Keston looked at the beast's upper limbs with
care. Sure enough, they terminated in flat pads that showed little sign of
being able to grip anything, and the possession of gripping appendages was a
prime attribute of all known intelligence, whether suckerlike, tentacular,
manuform or even magneto-gravitic like the high-density Proximans who had a
small colony on Pluto. He said, "You never know, sir."

Chang
sighed slightly. He agreed, "You never know. All right, Engelhart, I'll
attempt communication. Have everything you've got ready to hit if anything goes
wrong. If you have to blast me, tell Deputy Captain Malory to come on watch and
lift for space at once. Get me some gloves, somebody, and you'd better let me
have a gravitic belt in case they shoot something at me."

Keston whispered into his lapel speaker, and
a moment later an orderly came out with a pair of steel-quilted gloves that
would stand hydrofluoric for twenty seconds and yet would let the wearer tell a
milled coin from a plain one, and a gravitic belt that would stop a high
velocity bullet aimed anywhere in head or body from more than a yard away.
Chang put them on and began to descend the ladder from the verandah to the
ground.

They watched in silence as he began to walk
cautiously through the charred vegetation, black powdery ash marking the legs
of his trousers. The alien creature did not move, except to swing its big ears
from side to side.

Twenty
yards from it he stopped, holding his hands well out at the side to show they
were empty. The creature seemed to be studying him, listening for something.
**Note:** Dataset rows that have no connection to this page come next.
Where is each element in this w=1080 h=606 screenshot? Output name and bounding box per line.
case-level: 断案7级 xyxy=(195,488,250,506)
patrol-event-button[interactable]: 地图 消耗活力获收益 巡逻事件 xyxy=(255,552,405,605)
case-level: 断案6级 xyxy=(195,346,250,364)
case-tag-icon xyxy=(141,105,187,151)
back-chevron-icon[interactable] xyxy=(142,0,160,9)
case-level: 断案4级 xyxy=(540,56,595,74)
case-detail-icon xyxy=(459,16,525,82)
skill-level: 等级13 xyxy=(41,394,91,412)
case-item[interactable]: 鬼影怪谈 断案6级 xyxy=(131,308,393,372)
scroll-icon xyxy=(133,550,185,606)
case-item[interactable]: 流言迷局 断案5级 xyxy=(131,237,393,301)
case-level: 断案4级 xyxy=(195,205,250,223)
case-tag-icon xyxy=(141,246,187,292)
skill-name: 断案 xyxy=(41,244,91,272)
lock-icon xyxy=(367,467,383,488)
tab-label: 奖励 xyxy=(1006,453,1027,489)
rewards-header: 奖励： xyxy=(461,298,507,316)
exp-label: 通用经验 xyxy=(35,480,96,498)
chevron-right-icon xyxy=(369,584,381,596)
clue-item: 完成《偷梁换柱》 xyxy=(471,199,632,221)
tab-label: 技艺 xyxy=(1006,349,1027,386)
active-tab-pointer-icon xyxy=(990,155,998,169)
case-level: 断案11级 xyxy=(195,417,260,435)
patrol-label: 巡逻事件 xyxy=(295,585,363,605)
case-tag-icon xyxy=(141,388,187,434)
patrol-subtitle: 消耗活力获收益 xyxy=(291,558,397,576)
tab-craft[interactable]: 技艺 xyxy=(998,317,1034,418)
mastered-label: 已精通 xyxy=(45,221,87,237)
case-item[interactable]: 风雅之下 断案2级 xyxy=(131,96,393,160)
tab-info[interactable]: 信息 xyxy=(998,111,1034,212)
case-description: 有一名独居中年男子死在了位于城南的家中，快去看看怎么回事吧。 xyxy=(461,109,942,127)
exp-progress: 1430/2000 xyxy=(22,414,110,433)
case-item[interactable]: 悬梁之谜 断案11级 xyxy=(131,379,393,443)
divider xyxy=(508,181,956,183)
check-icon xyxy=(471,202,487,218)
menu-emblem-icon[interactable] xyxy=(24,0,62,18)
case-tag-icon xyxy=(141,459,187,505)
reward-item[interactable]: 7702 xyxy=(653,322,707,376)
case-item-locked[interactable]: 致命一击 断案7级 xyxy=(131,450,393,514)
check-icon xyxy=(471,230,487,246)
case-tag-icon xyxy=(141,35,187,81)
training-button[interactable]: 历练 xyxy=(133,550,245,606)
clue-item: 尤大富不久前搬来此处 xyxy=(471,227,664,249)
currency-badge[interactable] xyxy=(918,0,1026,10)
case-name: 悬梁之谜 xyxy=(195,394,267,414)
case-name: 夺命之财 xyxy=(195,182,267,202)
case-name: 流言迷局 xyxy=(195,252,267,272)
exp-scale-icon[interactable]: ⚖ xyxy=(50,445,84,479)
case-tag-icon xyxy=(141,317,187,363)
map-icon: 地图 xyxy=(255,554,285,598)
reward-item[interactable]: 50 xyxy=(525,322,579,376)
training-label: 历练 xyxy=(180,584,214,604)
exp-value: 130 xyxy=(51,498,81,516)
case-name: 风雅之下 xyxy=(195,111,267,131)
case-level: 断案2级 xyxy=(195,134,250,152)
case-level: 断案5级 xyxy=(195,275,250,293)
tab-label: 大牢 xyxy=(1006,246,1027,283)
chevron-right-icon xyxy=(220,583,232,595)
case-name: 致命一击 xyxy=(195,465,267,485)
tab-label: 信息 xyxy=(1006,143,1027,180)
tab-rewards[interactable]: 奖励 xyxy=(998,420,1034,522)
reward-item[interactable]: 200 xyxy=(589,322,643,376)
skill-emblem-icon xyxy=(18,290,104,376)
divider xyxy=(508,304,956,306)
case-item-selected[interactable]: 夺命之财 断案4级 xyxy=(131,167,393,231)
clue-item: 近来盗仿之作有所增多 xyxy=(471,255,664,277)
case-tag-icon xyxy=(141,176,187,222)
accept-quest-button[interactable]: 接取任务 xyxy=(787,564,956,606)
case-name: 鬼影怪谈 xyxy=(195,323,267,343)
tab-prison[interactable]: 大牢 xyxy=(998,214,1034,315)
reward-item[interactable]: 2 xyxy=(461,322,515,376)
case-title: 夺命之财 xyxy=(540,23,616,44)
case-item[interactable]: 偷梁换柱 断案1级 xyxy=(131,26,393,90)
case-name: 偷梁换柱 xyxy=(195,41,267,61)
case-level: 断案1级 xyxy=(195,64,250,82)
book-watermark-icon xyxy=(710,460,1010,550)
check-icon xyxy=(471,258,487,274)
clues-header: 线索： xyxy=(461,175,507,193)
He
could see now that the white, bulging eyes were not blind. Each had a black
pupil and each was turned on him. But it did not take fright and run away, and,
encouraged, he stepped nearer.

Feet
from it, he paused again, and then started slightly as it moved, but its only
action was to come up to him as if to sniff him like a dog, and then to rub
itself contentedly against his legs.

Hardly the action of an intelligent being, but certainly nothing to get
alarmed about.
He
bent down to pick it up, found it not only amenable but eager, for it jumped on
his shoulder and began to play with his ear.

Gently he turned and began
to walk towards the ship.

 

When he came within speaking distance of the
verandah, Adhem said, "What is it, sir?"

"Affectionate, but not
intelligent," Chang reported. "If they're all like this one, they'd
make good pets. Do you want to examine it?"